If, in the Mid-East, one could completely separate the problems of the Canal from the age-old Israel-Arab dispute and deal with each of these individually, I am certain that we could reach a satisfactory arrangement in the lesser one, and make considerable progress toward improving the chronic one. To believe that such might happen soon is, [Page 575] of course, nothing but wishful thinking. In spite of this, I remain confident that we shall eventually secure a fairly satisfactory Canal agreement, if we can2 live in some patience while the constructive effort goes on. To look forward with confidence to such a result it is necessary that we improve and solidify the Western position—specifically yours and ours—in the whole Mid-East area.

[Here follow the President’s comments on unrelated subjects.]

As ever,

DE
  1. Source: Eisenhower Library, Whitman File, Eisenhower Diaries. Secret; Personal.
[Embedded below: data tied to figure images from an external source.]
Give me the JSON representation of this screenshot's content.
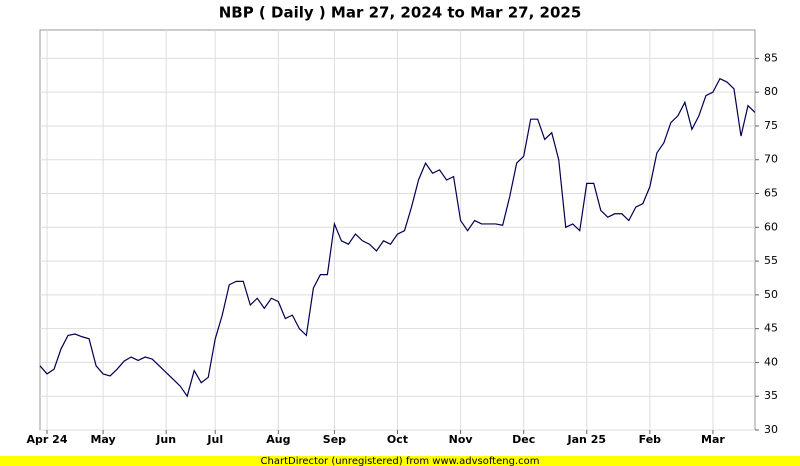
{
  "chart_data": {
    "type": "line",
    "title": "NBP ( Daily ) Mar 27, 2024 to Mar 27, 2025",
    "footer": "ChartDirector (unregistered) from www.advsofteng.com",
    "ylim": [
      30,
      89.2
    ],
    "yticks": [
      30,
      35,
      40,
      45,
      50,
      55,
      60,
      65,
      70,
      75,
      80,
      85
    ],
    "grid": true,
    "color": "#000050",
    "categories": [
      null,
      "Apr 24",
      null,
      null,
      null,
      null,
      null,
      null,
      null,
      "May",
      null,
      null,
      null,
      null,
      null,
      null,
      null,
      null,
      "Jun",
      null,
      null,
      null,
      null,
      null,
      null,
      "Jul",
      null,
      null,
      null,
      null,
      null,
      null,
      null,
      null,
      "Aug",
      null,
      null,
      null,
      null,
      null,
      null,
      null,
      "Sep",
      null,
      null,
      null,
      null,
      null,
      null,
      null,
      null,
      "Oct",
      null,
      null,
      null,
      null,
      null,
      null,
      null,
      null,
      "Nov",
      null,
      null,
      null,
      null,
      null,
      null,
      null,
      null,
      "Dec",
      null,
      null,
      null,
      null,
      null,
      null,
      null,
      null,
      "Jan 25",
      null,
      null,
      null,
      null,
      null,
      null,
      null,
      null,
      "Feb",
      null,
      null,
      null,
      null,
      null,
      null,
      null,
      null,
      "Mar",
      null,
      null,
      null,
      null,
      null,
      null
    ],
    "values": [
      39.5,
      38.3,
      39,
      42,
      44,
      44.2,
      43.8,
      43.5,
      39.5,
      38.3,
      38,
      39,
      40.2,
      40.8,
      40.3,
      40.8,
      40.5,
      39.5,
      38.5,
      37.5,
      36.5,
      35,
      38.8,
      37,
      37.8,
      43.5,
      47,
      51.5,
      52,
      52,
      48.5,
      49.5,
      48,
      49.5,
      49,
      46.5,
      47,
      45,
      44,
      51,
      53,
      53,
      60.5,
      58,
      57.5,
      59,
      58,
      57.5,
      56.5,
      58,
      57.5,
      59,
      59.5,
      63,
      67,
      69.5,
      68,
      68.5,
      67,
      67.5,
      61,
      59.5,
      61,
      60.5,
      60.5,
      60.5,
      60.3,
      64.5,
      69.5,
      70.5,
      76,
      76,
      73,
      74,
      70,
      60,
      60.5,
      59.5,
      66.5,
      66.5,
      62.5,
      61.5,
      62,
      62,
      61,
      63,
      63.5,
      66,
      71,
      72.5,
      75.5,
      76.5,
      78.5,
      74.5,
      76.5,
      79.5,
      80,
      82,
      81.5,
      80.5,
      73.5,
      78,
      77
    ]
  }
}
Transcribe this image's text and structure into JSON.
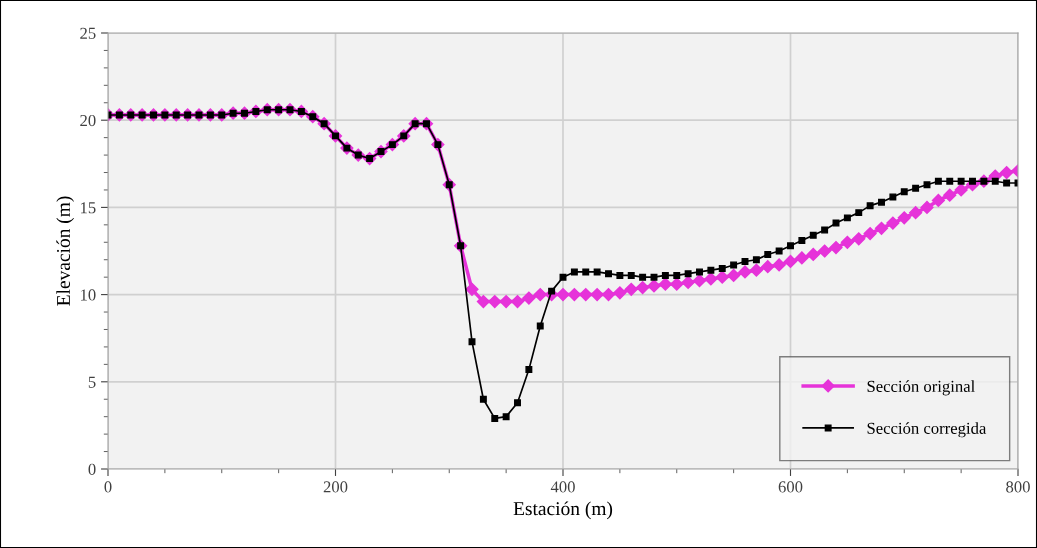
{
  "chart_data": {
    "type": "line",
    "xlabel": "Estación (m)",
    "ylabel": "Elevación (m)",
    "x": [
      0,
      10,
      20,
      30,
      40,
      50,
      60,
      70,
      80,
      90,
      100,
      110,
      120,
      130,
      140,
      150,
      160,
      170,
      180,
      190,
      200,
      210,
      220,
      230,
      240,
      250,
      260,
      270,
      280,
      290,
      300,
      310,
      320,
      330,
      340,
      350,
      360,
      370,
      380,
      390,
      400,
      410,
      420,
      430,
      440,
      450,
      460,
      470,
      480,
      490,
      500,
      510,
      520,
      530,
      540,
      550,
      560,
      570,
      580,
      590,
      600,
      610,
      620,
      630,
      640,
      650,
      660,
      670,
      680,
      690,
      700,
      710,
      720,
      730,
      740,
      750,
      760,
      770,
      780,
      790,
      800
    ],
    "series": [
      {
        "name": "Sección original",
        "color": "#e633d9",
        "marker": "diamond",
        "values": [
          20.3,
          20.3,
          20.3,
          20.3,
          20.3,
          20.3,
          20.3,
          20.3,
          20.3,
          20.3,
          20.3,
          20.4,
          20.4,
          20.5,
          20.6,
          20.6,
          20.6,
          20.5,
          20.2,
          19.8,
          19.1,
          18.4,
          18.0,
          17.8,
          18.2,
          18.6,
          19.1,
          19.8,
          19.8,
          18.6,
          16.3,
          12.8,
          10.3,
          9.6,
          9.6,
          9.6,
          9.6,
          9.8,
          10.0,
          10.0,
          10.0,
          10.0,
          10.0,
          10.0,
          10.0,
          10.1,
          10.3,
          10.4,
          10.5,
          10.6,
          10.6,
          10.7,
          10.8,
          10.9,
          11.0,
          11.1,
          11.3,
          11.4,
          11.6,
          11.7,
          11.9,
          12.1,
          12.3,
          12.5,
          12.7,
          13.0,
          13.2,
          13.5,
          13.8,
          14.1,
          14.4,
          14.7,
          15.0,
          15.4,
          15.7,
          16.0,
          16.3,
          16.5,
          16.8,
          17.0,
          17.1
        ]
      },
      {
        "name": "Sección corregida",
        "color": "#000000",
        "marker": "square",
        "values": [
          20.3,
          20.3,
          20.3,
          20.3,
          20.3,
          20.3,
          20.3,
          20.3,
          20.3,
          20.3,
          20.3,
          20.4,
          20.4,
          20.5,
          20.6,
          20.6,
          20.6,
          20.5,
          20.2,
          19.8,
          19.1,
          18.4,
          18.0,
          17.8,
          18.2,
          18.6,
          19.1,
          19.8,
          19.8,
          18.6,
          16.3,
          12.8,
          7.3,
          4.0,
          2.9,
          3.0,
          3.8,
          5.7,
          8.2,
          10.2,
          11.0,
          11.3,
          11.3,
          11.3,
          11.2,
          11.1,
          11.1,
          11.0,
          11.0,
          11.1,
          11.1,
          11.2,
          11.3,
          11.4,
          11.5,
          11.7,
          11.9,
          12.0,
          12.3,
          12.5,
          12.8,
          13.1,
          13.4,
          13.7,
          14.1,
          14.4,
          14.7,
          15.1,
          15.3,
          15.6,
          15.9,
          16.1,
          16.3,
          16.5,
          16.5,
          16.5,
          16.5,
          16.5,
          16.5,
          16.4,
          16.4
        ]
      }
    ],
    "xlim": [
      0,
      800
    ],
    "xticks": [
      0,
      200,
      400,
      600,
      800
    ],
    "ylim": [
      0,
      25
    ],
    "yticks": [
      0,
      5,
      10,
      15,
      20,
      25
    ],
    "grid": true,
    "legend": "lower right",
    "line_style": "solid"
  }
}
This letter was written in reply to a letter from Macmillan, dated April 15, which reads, in part: “I feel more and more convinced that Nasser and his regime are leading that country and the whole Middle East to disaster and there will be no peace until that system falls.” (Department of State, Presidential Correspondence: Lot 66 D 182, Macmillan to Eisenhower Corresp. 1957–1958 Vol II)

    A first draft of Eisenhower’s letter bears Dulles’ handwritten revisions and a marginal notation indicating the revisions were read over the telephone to Ann Whitman at 5:25 p.m. on April 27. (Ibid.)

  2. The following phrase, evidently typed in error, appears in the source text at this point: “live with some patience with the interim arrangement. To look forward”. The editor determined which words were extraneous by comparing the source text to the copy in the Department of State’s Presidential Correspondence file.